在java中如何连接到https站点而不必担心安全证书

Question

When I try to connect to https website like follows:

StringBuilder sb = new StringBuilder();
        URL oracle = new URL("https://company.com");
        URLConnection yc = oracle.openConnection();
        BufferedReader in = new BufferedReader(new InputStreamReader(yc.getInputStream()));
        String inputLine;
        while ((inputLine = in.readLine()) != null)
            sb.append(inputLine);
        in.close();
        return sb.toString();

I get

sun.security.validator.ValidatorException: PKIX path building failed: sun.security.provider.certpath.SunCertPathBuilderException: unable to find valid certification path to requested target
    at sun.security.validator.PKIXValidator.doBuild(PKIXValidator.java:387)
    at sun.security.validator.PKIXValidator.engineValidate(PKIXValidator.java:292)
    at sun.security.validator.Validator.validate(Validator.java:260)
    at sun.security.ssl.X509TrustManagerImpl.validate(X509TrustManagerImpl.java:324)
    at sun.security.ssl.X509TrustManagerImpl.checkTrusted(X509TrustManagerImpl.java:229)
    at sun.security.ssl.X509TrustManagerImpl.checkServerTrusted(X509TrustManagerImpl.java:124)
    at sun.security.ssl.ClientHandshaker.serverCertificate(ClientHandshaker.java:1491)

If I use the http://company.com instead it works but I want to use the https one because that is what they say to use and I think the non secure one may be removed.

However when i have looked at similar answers about this it talks about copying certificates from my browser ectera. I need a solution that will work for anyone running the code on any computer without having to do anything special.

Im not concerned about the security advantages of SSL for this project I just want to be able to connect to the wenbsite.

Answer 1

It seems you've already been warned against the approach, so I'll stick to answering your question. I was able to reproduce the problem on my machine, although I can't tell why: My browser accepts the site's certificate without a hitch.

I've tried expanding on your code to make it work, but soon found myself messing with SSLContext , various crypto-providers and service provider interfaces. I didn't manage to complete this approach, and wouldn't actually recommend going that way, as it changes the global security settings of your JVM and may have unpredictable consequences depending on what else it's doing.
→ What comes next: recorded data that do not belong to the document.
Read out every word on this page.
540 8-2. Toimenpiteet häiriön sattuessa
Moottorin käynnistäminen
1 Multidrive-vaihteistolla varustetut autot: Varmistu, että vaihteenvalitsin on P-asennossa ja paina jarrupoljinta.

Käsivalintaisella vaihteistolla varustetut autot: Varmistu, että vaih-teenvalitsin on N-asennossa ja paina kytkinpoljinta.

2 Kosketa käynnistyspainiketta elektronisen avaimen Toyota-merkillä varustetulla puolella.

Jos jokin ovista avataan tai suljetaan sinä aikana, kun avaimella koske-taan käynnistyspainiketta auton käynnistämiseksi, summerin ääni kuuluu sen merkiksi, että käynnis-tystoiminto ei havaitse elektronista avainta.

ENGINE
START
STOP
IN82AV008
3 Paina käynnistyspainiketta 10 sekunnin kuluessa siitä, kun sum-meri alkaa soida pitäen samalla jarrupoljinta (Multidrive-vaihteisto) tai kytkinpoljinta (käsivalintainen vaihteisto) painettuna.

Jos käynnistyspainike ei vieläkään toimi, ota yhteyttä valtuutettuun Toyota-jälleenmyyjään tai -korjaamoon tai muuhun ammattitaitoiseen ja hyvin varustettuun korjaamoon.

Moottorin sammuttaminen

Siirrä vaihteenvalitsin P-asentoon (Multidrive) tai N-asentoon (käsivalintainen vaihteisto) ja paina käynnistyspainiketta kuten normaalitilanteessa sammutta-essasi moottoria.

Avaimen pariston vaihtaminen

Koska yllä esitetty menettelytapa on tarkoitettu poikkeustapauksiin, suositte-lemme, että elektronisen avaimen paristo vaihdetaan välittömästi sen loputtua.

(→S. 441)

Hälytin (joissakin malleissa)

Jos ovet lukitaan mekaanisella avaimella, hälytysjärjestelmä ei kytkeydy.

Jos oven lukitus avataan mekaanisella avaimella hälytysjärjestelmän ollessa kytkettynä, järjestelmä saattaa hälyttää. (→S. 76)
Instead I suggest you take a look at the Apache HttpComponents library , which allows for more fine-grained control of the connection's security settings.

The following will disable all certificate validation for the created HttpClient instance:

TrustStrategy veryNaive = new TrustStrategy() {
    @Override
    public boolean isTrusted(X509Certificate[] chain, String authType) throws CertificateException {
        return true;
    }
};

SSLContext sslcontext = SSLContexts.custom()
    .loadTrustMaterial(veryNaive)
    .build();

CloseableHttpClient httpclient = HttpClients.custom()
    .setSSLSocketFactory(new SSLConnectionSocketFactory(sslcontext))
    .build();

try {
    HttpGet httpget = new HttpGet("https://company.com");

    try (CloseableHttpResponse response = httpclient.execute(httpget);) {
        HttpEntity entity = response.getEntity();
        System.out.println(EntityUtils.toString(entity));
        EntityUtils.consume(entity);
    }
} finally {
    httpclient.close();
}

Changing the SSLContext to SSLContexts.createSystemDefault(); re-introduces the problem, just to demonstrate that it's also present for the Apache library.